What is the area of a submerged island, grasshopper?

Thursday, February 9th, 2006

A newspaper offers this Zen statement about a small Michigan island used for an annual party:

“The island was created by the U.S. Army Corps of Engineers, which dumped clean dredged materials onto the site from 1937 through the mid-1960s. The island is actually about 137 acres, but all but 4 acres are submerged.”


Anticosti (Quebec) in the news

Thursday, February 9th, 2006

One rarely hears anything about Anticosti, the large island in Quebec, but here’s a tidbit courtesy of deer hunters.

“All the Disappearing Islands”

Thursday, February 9th, 2006

Mother Jones reports on the possible fate of low-lying islands in the face of sea-level rise:

Today, roughly 1 million people live on coral islands worldwide, and many more millions live on low-lying real estate vulnerable to the rising waves.
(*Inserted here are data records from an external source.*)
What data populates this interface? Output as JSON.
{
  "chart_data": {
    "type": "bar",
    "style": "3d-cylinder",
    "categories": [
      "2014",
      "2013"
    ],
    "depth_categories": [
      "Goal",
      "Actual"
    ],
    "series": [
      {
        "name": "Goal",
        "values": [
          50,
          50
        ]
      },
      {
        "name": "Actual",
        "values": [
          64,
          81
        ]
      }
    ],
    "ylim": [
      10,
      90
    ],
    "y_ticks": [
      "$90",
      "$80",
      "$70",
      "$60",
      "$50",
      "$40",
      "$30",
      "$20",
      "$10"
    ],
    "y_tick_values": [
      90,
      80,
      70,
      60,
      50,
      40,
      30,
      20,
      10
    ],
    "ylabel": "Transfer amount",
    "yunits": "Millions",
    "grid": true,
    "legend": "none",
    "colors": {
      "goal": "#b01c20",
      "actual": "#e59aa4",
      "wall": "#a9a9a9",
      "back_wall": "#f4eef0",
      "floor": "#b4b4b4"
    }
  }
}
At risk are not just people, but unique human cultures, born and bred in watery isolation. Faced with inundation, some of these people are beginning to envision the wholesale abandonment of their nations.

Buy your own island

Thursday, February 9th, 2006

“Paradise can be yours for as little as $225,000,” says a recent article from Money. (The Web version omits the pictures from the printed article, alas.)

Actually, islands can be had for far less than that, if you are willing to settle for cool climates or a freshwater island.

Island or rock? Sometimes it matters

Sunday, February 5th, 2006

When it comes to Okinotorishima, “Tokyo claims the parts above sea are islands, Beijing prefers to think of them as mere rocks.” Whose definition prevails could determine whether Japan has exclusive rights over thousands of square miles of the Pacific Ocean.